Garten: Is there anything that you would like to add by way of clarifying the GIC’s role, insofar as you think it is not well under-stood by the public outside of Singapore?
Ng: I think by and large the external world understands GIC quite well. As a long-term investor I think we have a contribution to make to global market stability. Our primary goal is to achieve long-term returns responsibly. There is a lot to be said for having a set of market participants who are concerned with long-term invest-ment results as opposed to short-term, mark-to-market gains. I feel that we have fulfilled that role, and our record stands for itself. In the last 25 years, we’ve been able to accomplish quite satisfactory investment returns.
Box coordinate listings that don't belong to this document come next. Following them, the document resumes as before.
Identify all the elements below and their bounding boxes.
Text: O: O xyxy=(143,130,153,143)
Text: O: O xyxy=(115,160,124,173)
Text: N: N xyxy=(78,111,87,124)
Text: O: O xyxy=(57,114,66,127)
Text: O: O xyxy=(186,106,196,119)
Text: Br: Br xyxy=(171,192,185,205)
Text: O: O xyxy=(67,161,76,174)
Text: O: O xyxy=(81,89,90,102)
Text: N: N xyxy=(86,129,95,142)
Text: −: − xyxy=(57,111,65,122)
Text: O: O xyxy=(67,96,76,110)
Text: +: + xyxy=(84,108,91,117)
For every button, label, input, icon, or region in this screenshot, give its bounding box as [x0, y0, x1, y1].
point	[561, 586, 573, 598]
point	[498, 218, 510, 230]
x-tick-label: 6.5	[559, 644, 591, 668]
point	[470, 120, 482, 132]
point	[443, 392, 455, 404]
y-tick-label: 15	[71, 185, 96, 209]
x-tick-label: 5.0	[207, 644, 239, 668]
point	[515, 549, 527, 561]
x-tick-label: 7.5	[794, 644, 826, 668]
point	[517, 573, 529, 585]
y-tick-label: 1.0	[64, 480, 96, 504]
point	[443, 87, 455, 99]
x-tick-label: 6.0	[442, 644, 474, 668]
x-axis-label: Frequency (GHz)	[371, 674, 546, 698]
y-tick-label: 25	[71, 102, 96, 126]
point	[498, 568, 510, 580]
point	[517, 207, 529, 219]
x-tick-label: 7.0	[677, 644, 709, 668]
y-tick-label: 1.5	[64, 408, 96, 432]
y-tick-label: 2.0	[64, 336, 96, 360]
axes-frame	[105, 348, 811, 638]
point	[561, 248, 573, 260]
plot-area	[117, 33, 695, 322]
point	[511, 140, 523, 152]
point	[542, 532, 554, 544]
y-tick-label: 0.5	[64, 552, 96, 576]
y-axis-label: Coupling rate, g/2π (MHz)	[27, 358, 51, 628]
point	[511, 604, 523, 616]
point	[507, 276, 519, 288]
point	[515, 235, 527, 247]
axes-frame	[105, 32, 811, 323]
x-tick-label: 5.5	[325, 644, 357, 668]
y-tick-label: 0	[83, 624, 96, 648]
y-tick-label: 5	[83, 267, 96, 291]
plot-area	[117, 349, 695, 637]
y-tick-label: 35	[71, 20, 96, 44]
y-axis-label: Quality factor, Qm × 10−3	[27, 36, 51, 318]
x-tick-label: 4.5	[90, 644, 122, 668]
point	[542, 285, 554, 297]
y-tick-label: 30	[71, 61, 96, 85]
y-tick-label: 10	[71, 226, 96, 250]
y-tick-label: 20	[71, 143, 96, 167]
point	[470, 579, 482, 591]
We have made 9.5% in U.S. dollar terms per year on average, and that’s a real return over global inflation of about 5.3%. We want to be able to continue to discharge our responsibility to the people of Singapore.
It is not part of our responsibility to go and advise other people on how to manage their sovereign wealth funds, but we do get a lot of requests from new sovereign wealth funds who would like to learn from the GIC’s experiences, as well as our mistakes. We basically feel that there are some fundamentals that need to be in place. The number one is to have clarity of objective. It is very important for any investment portfolio to be clear about its investment objective, because that will enable it to hold on to its long-term character. Secondly, I think, as a sovereign wealth fund, it is so important for us to be able to demonstrate to the world that our corporate governance ensures that our fund is invested in a commercial way with no government interference or intervention in specific investment decisions, that we have no control agenda, and that we have no political objectives in the way we invest our money.